A new study has determined that the global coverage of seagrass meadows is now declining at an unprecedented rate of 7% per year. The findings of this the study conducted by researchers in the US, Australia and Europe show that seagrasses are now disappearing at rates similar to coral reefs and tropical rainforests. The research estimates that seagrasses have been disappearing at the rate of 110 square-kilometers (42.4 square-miles) per year since 1980 (see Seagrass Watch for more details).
Although seagrasses, and particularly their fauna, are under increasing pressure from changing climate, declining water quality and coastal development are the major reasons that seagrass is being lost. For example the large scale loss’ of seagrass in Chesapeake Bay (U.S) in the 1970’s and Florida Bay in the 1990s were the result of poor water quality.
But why should anyone really care about these ecosystems that are considered to be ‘not as sexy as coral reefs‘. Are seagrasses really as important as rainforests?
Another high profile recent research paper published in Frontiers in Ecology and Environment by the same group of scientists highlights that seagrass meadows provide a vital role in supporting numerous faunal species. Many of these are either threatened with extinction or subjected to overexploitation.
Seagrasses have a vital role in supporting fisheries, particularly as nursery grounds, they are also important in global cycling of CO2. As seagrass grows, develops, and then dies, much of the carbon that is incorporated in to leaf tissue can be locked away in sediments, and sometimes become sequested for thousands of years.
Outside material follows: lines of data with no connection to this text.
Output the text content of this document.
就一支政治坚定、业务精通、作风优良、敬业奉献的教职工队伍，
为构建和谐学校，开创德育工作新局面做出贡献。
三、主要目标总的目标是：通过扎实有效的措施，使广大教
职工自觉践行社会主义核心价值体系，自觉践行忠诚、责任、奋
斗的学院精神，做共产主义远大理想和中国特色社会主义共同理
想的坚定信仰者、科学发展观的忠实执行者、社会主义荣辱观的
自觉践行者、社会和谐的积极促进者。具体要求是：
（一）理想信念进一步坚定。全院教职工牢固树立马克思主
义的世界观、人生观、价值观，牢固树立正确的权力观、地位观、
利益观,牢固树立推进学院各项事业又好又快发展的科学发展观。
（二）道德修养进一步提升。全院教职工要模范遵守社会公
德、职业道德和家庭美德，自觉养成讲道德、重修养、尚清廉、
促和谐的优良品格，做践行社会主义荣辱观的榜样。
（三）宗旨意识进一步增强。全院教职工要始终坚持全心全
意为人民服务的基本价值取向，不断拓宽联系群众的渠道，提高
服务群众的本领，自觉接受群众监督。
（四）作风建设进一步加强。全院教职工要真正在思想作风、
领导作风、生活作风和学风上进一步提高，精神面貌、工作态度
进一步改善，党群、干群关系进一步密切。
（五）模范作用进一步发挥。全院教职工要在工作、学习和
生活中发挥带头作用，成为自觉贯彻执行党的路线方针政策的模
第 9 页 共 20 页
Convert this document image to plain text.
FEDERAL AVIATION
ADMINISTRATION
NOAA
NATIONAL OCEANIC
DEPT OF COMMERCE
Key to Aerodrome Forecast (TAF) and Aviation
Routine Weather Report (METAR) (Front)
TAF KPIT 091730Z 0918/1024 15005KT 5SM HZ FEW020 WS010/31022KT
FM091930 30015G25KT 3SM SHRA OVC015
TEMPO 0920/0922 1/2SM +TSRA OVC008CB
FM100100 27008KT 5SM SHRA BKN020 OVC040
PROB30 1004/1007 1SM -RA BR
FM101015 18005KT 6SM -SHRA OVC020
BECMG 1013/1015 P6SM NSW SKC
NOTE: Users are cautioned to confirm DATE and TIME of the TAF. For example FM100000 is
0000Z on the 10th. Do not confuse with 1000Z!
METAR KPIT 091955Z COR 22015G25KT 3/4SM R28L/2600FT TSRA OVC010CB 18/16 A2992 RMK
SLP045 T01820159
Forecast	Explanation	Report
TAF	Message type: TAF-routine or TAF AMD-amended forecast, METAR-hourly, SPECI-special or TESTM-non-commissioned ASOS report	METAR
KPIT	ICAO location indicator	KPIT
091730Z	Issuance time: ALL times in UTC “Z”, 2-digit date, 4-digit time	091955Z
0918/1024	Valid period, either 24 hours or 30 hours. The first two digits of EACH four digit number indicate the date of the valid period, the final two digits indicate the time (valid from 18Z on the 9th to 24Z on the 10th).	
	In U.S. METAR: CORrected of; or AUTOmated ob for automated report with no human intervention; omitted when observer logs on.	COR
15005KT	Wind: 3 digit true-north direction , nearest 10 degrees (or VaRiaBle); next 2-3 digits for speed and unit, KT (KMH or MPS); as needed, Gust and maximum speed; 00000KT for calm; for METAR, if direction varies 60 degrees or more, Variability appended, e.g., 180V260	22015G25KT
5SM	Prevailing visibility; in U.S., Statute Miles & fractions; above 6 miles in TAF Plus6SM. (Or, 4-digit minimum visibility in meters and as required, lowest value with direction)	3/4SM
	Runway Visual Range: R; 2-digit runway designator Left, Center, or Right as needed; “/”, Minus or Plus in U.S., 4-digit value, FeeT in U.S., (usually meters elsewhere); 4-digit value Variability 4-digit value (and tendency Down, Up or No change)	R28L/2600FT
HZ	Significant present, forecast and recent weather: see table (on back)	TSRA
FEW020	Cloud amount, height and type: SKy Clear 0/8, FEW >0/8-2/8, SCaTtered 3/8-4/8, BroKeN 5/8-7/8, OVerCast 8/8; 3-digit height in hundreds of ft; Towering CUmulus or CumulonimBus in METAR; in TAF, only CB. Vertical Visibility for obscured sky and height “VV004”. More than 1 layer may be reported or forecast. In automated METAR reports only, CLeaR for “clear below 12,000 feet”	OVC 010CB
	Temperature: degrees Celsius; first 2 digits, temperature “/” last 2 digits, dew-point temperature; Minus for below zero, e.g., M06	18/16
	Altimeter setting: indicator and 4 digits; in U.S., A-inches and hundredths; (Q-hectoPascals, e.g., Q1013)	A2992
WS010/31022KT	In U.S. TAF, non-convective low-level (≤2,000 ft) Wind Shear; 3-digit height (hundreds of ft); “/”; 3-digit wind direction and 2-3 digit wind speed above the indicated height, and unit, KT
Seagrasses in some locations have also been found to be as productive as many of the most productive forest communities.
These recent research articles highlight the continuing need for governments, community groups, conservation organisations, fishermen, and all stakeholders that have a vested interest in conserving seagrass meadows to be more aware of the importance of seagrass meadows. Despite not being as sexy as coral reefs, their economic and ecological value demands that they are not left to their current plight.